Vers une utilisation créative de l’IA ? L’humain au coeur de la machine
Le véritable danger ne réside peut-être pas tant dans l’utilisation de l’IA que dans notre propension à lui déléguer notre réflexion. J’ai récemment assisté à une conférence où un intervenant a avoué utiliser ChatGPT pour générer ses présentations PowerPoint. La salle a ri. Mais derrière ce rire nerveux se cachait une réalité troublante : sommes-nous en train de devenir les assistants de nos assistants ?
La solution ?
Peut-être faut-il envisager ChatGPT comme un amplificateur de créativité plutôt qu’un substitut.
J’ai personnellement adopté la « règle des 50% » : utiliser l’IA pour accélérer les tâches répétitives, mais garder la main sur tout ce qui touche à la créativité et à la stratégie.
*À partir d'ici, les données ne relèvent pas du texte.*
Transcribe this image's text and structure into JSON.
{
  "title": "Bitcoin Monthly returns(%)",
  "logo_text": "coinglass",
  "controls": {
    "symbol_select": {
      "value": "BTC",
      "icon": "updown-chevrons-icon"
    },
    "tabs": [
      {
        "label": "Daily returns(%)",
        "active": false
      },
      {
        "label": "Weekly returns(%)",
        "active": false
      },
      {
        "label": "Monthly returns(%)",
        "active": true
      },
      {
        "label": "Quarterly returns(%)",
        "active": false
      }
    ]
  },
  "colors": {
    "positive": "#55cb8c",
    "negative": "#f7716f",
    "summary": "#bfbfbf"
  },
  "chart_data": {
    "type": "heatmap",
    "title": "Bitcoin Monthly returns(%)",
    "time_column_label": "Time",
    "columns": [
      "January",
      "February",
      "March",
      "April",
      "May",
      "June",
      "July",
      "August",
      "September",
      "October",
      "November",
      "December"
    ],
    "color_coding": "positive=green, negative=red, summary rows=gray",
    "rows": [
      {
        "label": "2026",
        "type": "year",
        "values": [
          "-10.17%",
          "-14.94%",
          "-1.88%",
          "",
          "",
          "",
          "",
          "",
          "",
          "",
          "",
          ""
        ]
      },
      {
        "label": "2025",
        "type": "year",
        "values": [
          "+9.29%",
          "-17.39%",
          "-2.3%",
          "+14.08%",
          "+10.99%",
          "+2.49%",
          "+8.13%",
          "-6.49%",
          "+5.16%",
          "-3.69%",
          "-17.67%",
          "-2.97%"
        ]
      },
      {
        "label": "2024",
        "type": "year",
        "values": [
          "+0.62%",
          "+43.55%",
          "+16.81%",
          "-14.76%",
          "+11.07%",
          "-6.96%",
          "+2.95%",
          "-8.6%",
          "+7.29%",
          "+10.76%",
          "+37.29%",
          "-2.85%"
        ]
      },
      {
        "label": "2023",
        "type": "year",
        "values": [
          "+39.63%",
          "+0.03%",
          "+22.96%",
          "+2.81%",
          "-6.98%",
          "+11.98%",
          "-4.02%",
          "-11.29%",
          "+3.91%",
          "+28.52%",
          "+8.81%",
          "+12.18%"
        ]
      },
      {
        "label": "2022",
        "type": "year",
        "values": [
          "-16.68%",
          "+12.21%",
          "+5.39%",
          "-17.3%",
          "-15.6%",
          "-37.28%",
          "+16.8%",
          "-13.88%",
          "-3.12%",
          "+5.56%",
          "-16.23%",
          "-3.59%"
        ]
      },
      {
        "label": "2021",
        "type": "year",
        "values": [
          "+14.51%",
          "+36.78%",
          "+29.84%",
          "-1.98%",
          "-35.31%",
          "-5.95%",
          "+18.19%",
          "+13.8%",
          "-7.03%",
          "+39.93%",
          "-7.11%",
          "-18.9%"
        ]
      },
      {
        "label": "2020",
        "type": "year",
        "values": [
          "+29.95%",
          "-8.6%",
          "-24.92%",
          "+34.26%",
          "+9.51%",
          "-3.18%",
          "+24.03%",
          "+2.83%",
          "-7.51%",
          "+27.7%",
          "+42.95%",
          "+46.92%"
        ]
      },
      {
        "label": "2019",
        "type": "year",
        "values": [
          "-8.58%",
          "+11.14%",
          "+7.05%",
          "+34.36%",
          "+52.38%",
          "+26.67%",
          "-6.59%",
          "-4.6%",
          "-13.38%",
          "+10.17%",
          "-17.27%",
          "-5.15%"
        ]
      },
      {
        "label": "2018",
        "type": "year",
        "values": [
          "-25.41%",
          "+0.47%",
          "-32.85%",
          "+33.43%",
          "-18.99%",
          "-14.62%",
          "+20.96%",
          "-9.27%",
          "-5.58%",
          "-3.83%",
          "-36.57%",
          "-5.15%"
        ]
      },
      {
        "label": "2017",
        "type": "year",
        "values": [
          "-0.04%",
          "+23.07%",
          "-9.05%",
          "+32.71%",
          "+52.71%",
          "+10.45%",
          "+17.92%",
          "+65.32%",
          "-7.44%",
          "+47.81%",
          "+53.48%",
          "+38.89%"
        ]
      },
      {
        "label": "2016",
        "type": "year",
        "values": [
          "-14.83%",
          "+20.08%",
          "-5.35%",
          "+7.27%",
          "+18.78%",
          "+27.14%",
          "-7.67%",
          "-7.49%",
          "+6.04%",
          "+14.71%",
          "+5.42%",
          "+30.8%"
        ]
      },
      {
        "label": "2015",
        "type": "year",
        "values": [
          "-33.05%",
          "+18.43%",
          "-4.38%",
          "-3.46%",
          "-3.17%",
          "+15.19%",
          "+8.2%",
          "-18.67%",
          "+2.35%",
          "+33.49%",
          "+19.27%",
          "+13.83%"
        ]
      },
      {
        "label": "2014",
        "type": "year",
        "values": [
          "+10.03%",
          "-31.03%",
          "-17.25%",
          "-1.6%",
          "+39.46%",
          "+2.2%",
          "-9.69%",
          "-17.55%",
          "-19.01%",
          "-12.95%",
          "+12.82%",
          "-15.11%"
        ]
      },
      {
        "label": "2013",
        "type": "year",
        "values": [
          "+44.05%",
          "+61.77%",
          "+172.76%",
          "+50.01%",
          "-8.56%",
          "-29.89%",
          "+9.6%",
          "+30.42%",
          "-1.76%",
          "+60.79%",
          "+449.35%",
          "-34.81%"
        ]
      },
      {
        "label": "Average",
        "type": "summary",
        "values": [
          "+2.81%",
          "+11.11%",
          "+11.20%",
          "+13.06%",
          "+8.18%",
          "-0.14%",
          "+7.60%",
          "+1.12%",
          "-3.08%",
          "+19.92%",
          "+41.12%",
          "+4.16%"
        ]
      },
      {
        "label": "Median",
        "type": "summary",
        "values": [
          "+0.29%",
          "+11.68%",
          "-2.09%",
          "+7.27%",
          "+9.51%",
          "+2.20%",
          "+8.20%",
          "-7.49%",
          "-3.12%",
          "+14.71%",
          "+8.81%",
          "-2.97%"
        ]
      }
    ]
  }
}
Prenons une analogie avec le monde de la photographie : Instagram a démocratisé les filtres et les effets, rendant chacun « photographe ». Mais les vrais artistes se distinguent toujours par leur vision unique, leur capacité à capturer l’instant décisif. Il en va de même avec l’IA : ce n’est pas l’outil qui fait l’artiste, c’est la vision.
Ce qui me fascine le plus, c’est peut-être cette révolution silencieuse qui s’opère dans nos métiers. Comme les artisans qui ont dû s’adapter à l’arrivée des machines pendant la révolution industrielle, nous devons aujourd’hui repenser notre rapport au travail intellectuel. Non pas en résistant au changement, mais en l’embrassant de manière réfléchie.
Alors non, ChatGPT ne nous rend pas nécessairement paresseux. Il nous pousse plutôt à repenser notre façon de travailler. C’est un peu comme l’arrivée de la calculatrice : elle n’a pas rendu les mathématiciens obsolètes, elle leur a permis de se concentrer sur des problèmes plus complexes.
L’enjeu n’est donc pas de résister à l’IA, mais d’apprendre à danser avec elle. Et si possible, de mener la danse. Après tout, comme le disait un de mes collègues l’autre jour : « ChatGPT, c’est comme un stagiaire très doué : il faut savoir quoi lui demander, mais surtout quoi garder pour soi. »
Et vous, qu’en pensez-vous ? Êtes-vous déjà tombé dans le piège de la facilité artificielle ? Ou avez-vous trouvé votre propre équilibre entre productivité augmentée et créativité préservée ? La réponse est peut-être dans la question elle-même : ce n’est pas l’outil qui nous rend paresseux, c’est la façon dont nous choisissons de l’utiliser.